Member of the French Polynesian Assembly for Unknown
- In office 6 May 2001 – 4 May 2013
- In office 16 March 1986 – 16 March 1991

Personal details
- Born: 1 January 1943 Papara, French Polynesia
- Died: 23 March 2025 (aged 82)
- Party: Ea no Maohinui Tireo Tāvini Huiraʻatira
- Relations: Turo Raapoto and Etienne Raapoto (brothers)
- Parent: Samuel Raapoto (father)

= Jean-Marius Raapoto =

French Polynesian politician (1943–2025)

Jean-Marius Raapoto (1 January 1943 – 23 March 2025) was a French Polynesian educator, academic and politician who served as a Cabinet Minister. He was a major advocate for the Tahitian language, and served as Minister of Education in various governments between 2004 and 2009.
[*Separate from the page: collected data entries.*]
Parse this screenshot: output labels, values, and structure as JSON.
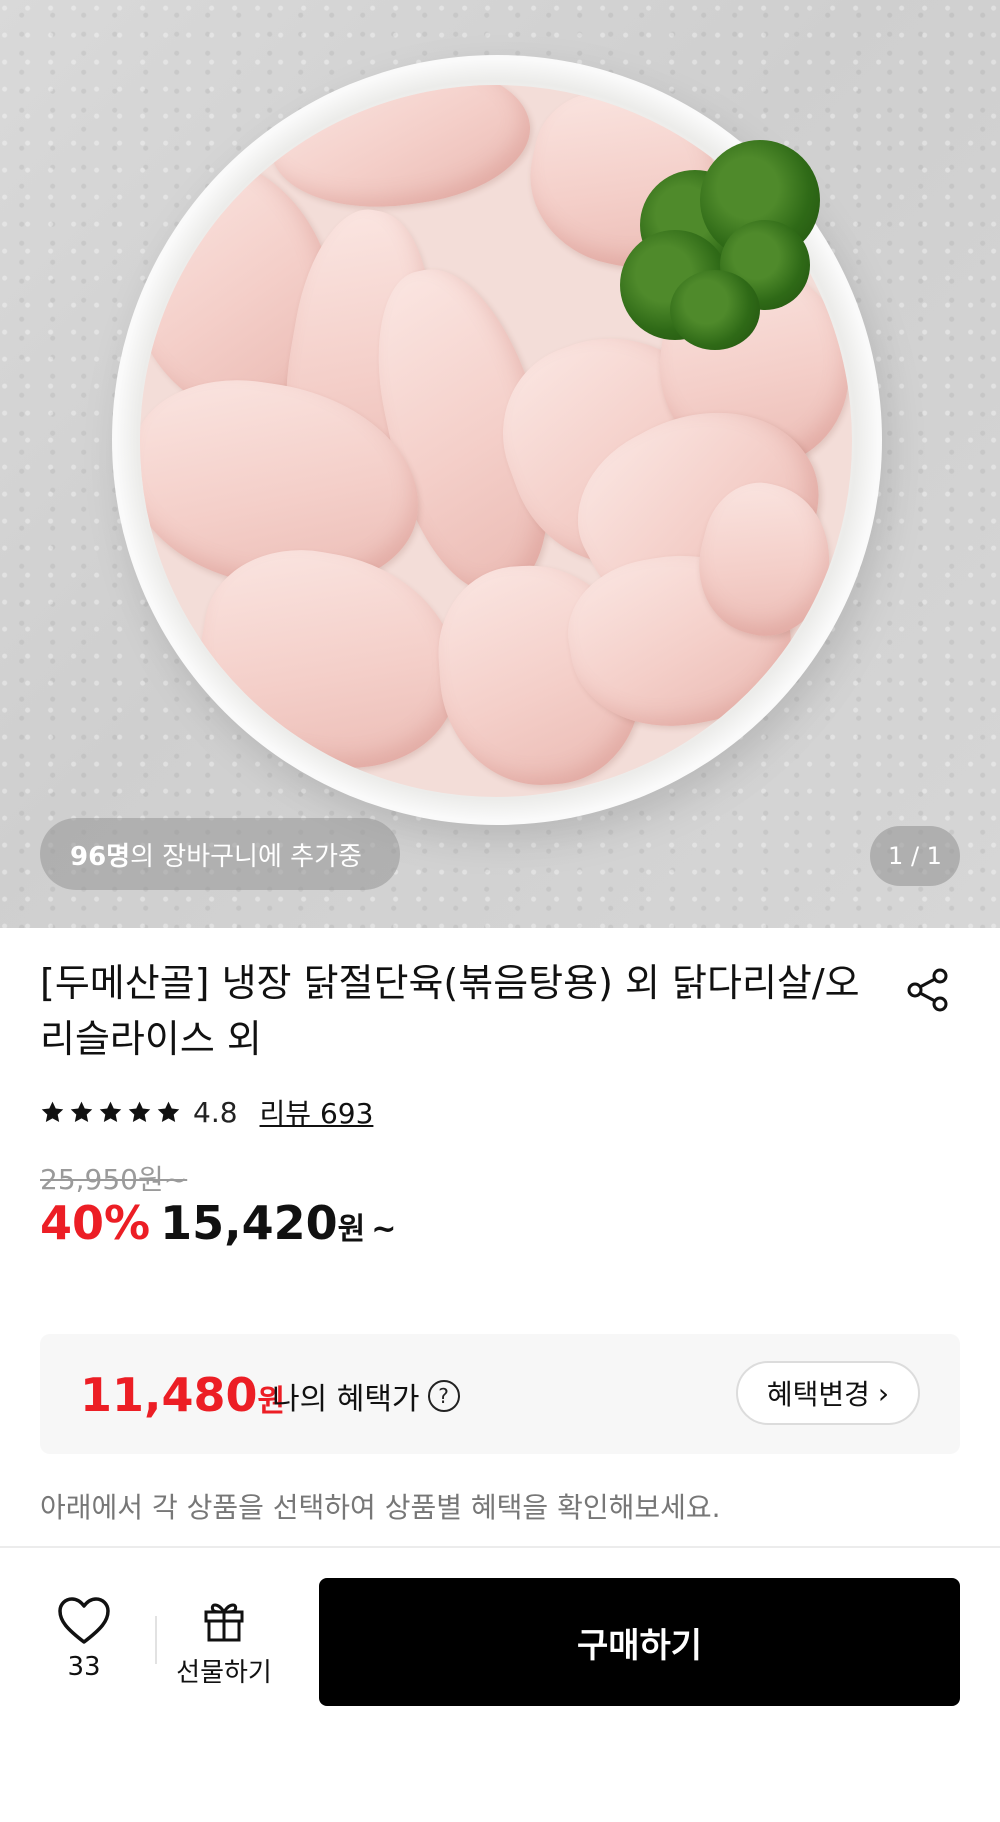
{
  "hero": {
    "basket_count": "96명",
    "basket_suffix": "의 장바구니에 추가중",
    "image_counter": "1 / 1"
  },
  "product": {
    "title": "[두메산골] 냉장 닭절단육(볶음탕용) 외 닭다리살/오리슬라이스 외",
    "share_icon": "share-icon",
    "rating": "4.8",
    "stars": 5,
    "review_label": "리뷰 693",
    "original_price": "25,950원~",
    "discount": "40%",
    "price": "15,420",
    "price_unit": "원",
    "price_tilde": "~"
  },
  "benefit": {
    "price": "11,480",
    "unit": "원",
    "label": "나의 혜택가",
    "help_icon": "?",
    "change_button": "혜택변경",
    "change_chevron": "›"
  },
  "helper_text": "아래에서 각 상품을 선택하여 상품별 혜택을 확인해보세요.",
  "bottom_bar": {
    "like_count": "33",
    "gift_label": "선물하기",
    "buy_label": "구매하기"
  },
  "colors": {
    "accent_red": "#ec1e25",
    "buy_button": "#000000"
  }
}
Raapoto was the son of religious leader Samuel Raapoto and the brother of linguist Turo Raapoto and journalist Etienne Raapoto.

==Background==
Raapoto was born in Papara on 1 January 1943. After attending university in Dordogne he trained as a teacher at Normal school in Strasbourg. He worked as a teacher, then as principal of Charles Viénot school, before returning to France to pursue a degree in linguistics. He taught at Pomare IV college, before becoming its principal in 1980. He later worked for the department of education, where he was an advocate of the Tahitian language before becoming professor of Reo Mā’ohi at the University of French Polynesia. In 1996, he graduated with a doctorate in language science.

Raapoto died on 23 March 2025, at the age of 82.

==Political career==
In 1985, he founded the Ea no Maohinui party, and he was elected to the Assembly of French Polynesia in the 1986 French Polynesian legislative election. He lost his seat at the 1991 election. He later formed the Tireo party. In 1998, he contested the election to the French Senate, losing to Gaston Flosse.
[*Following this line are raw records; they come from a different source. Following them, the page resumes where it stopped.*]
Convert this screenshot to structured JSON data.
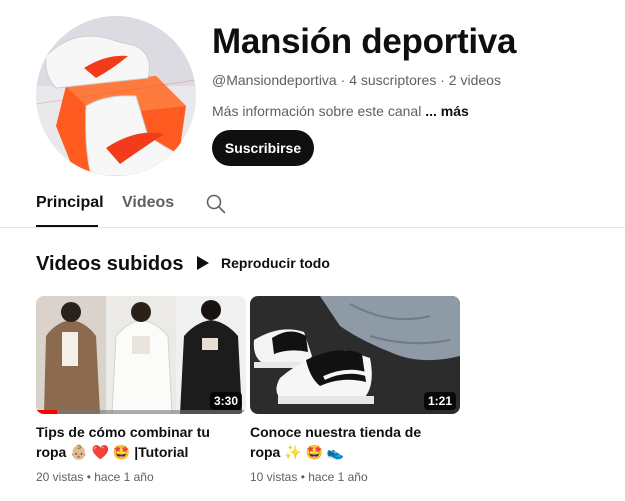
{
  "channel": {
    "name": "Mansión deportiva",
    "handle": "@Mansiondeportiva",
    "subscribers": "4 suscriptores",
    "video_count": "2 videos",
    "meta_separator": " · ",
    "description": "Más información sobre este canal",
    "more_label": "... más",
    "subscribe_label": "Suscribirse"
  },
  "tabs": {
    "principal": "Principal",
    "videos": "Videos",
    "search_icon": "search-icon"
  },
  "section": {
    "title": "Videos subidos",
    "play_all_label": "Reproducir todo",
    "play_icon": "play-icon"
  },
  "videos": [
    {
      "title": "Tips de cómo combinar tu ropa 👶🏼 ❤️ 🤩 |Tutorial",
      "duration": "3:30",
      "views": "20 vistas",
      "age": "hace 1 año",
      "watched_fraction": 0.1
    },
    {
      "title": "Conoce nuestra tienda de ropa ✨ 🤩 👟",
      "duration": "1:21",
      "views": "10 vistas",
      "age": "hace 1 año"
    }
  ],
  "colors": {
    "accent": "#ff0000",
    "button_bg": "#0f0f0f",
    "text_secondary": "#606060"
  }
}
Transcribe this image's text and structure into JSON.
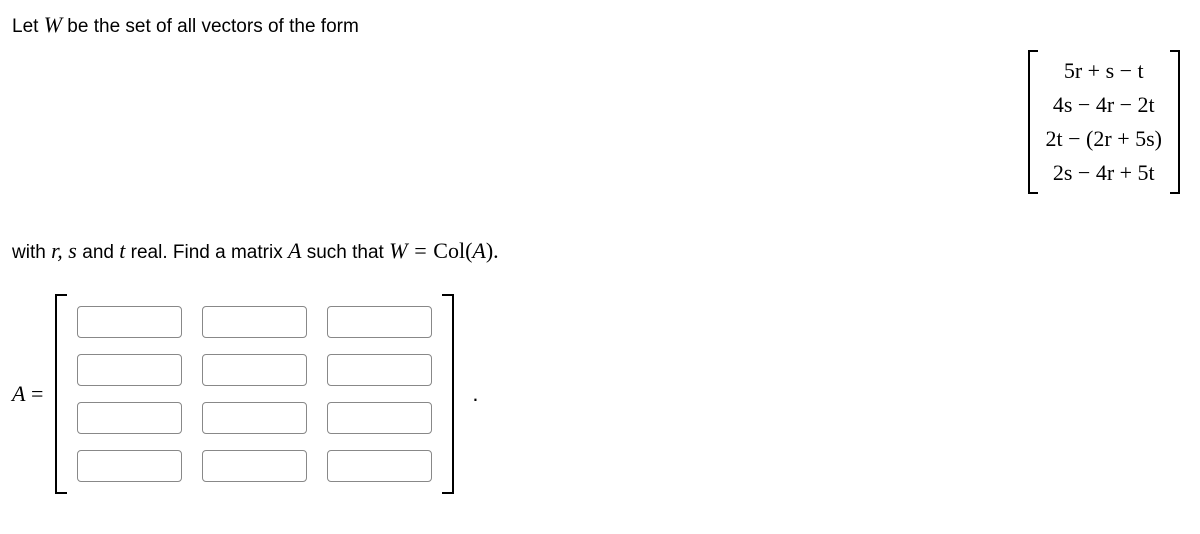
{
  "problem": {
    "line1_pre": "Let ",
    "line1_W": "W",
    "line1_post": " be the set of all vectors of the form",
    "line2_pre": "with ",
    "line2_vars": "r, s ",
    "line2_and": "and ",
    "line2_t": "t",
    "line2_mid": " real. Find a matrix ",
    "line2_A": "A",
    "line2_such": " such that ",
    "line2_Weq": "W = ",
    "line2_col": "Col(",
    "line2_A2": "A",
    "line2_close": ").",
    "vector": {
      "row1": "5r + s − t",
      "row2": "4s − 4r − 2t",
      "row3": "2t − (2r + 5s)",
      "row4": "2s − 4r + 5t"
    },
    "answer_label_A": "A",
    "answer_label_eq": " = ",
    "period": "."
  }
}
In June 2004, he was appointed Minister of Education in the cabinet of Oscar Temaru. He was reappointed when Temaru regained the presidency in March 2005, but surrendered his portfolio in April 2006 to return to the Assembly to shore up Temaru's majority. He was later reappointed, and oversaw the trial of English-language and te reo education to pre-schoolers.

Following the 2008 French Polynesian legislative election he was reappointed Education Minister in the coalition cabinet of Gaston Flosse, but resigned as a Minister in April 2008 after Flosse lost a confidence vote and Gaston Tong Sang became president. He rejoined the Assembly in July 2008. He rejoined cabinet again as Education Minister when Temaru returned to power in February 2009. He was not reappointed to Temaru's fifth cabinet in 2011, instead serving as chair of the Assembly's education committee.

After retiring from politics he worked for the town of Faaa, then moved to Niau in the Tuamotus where he opened a coconut oil mill.

In 2019, he was appointed an officer of the Order of Tahiti Nui.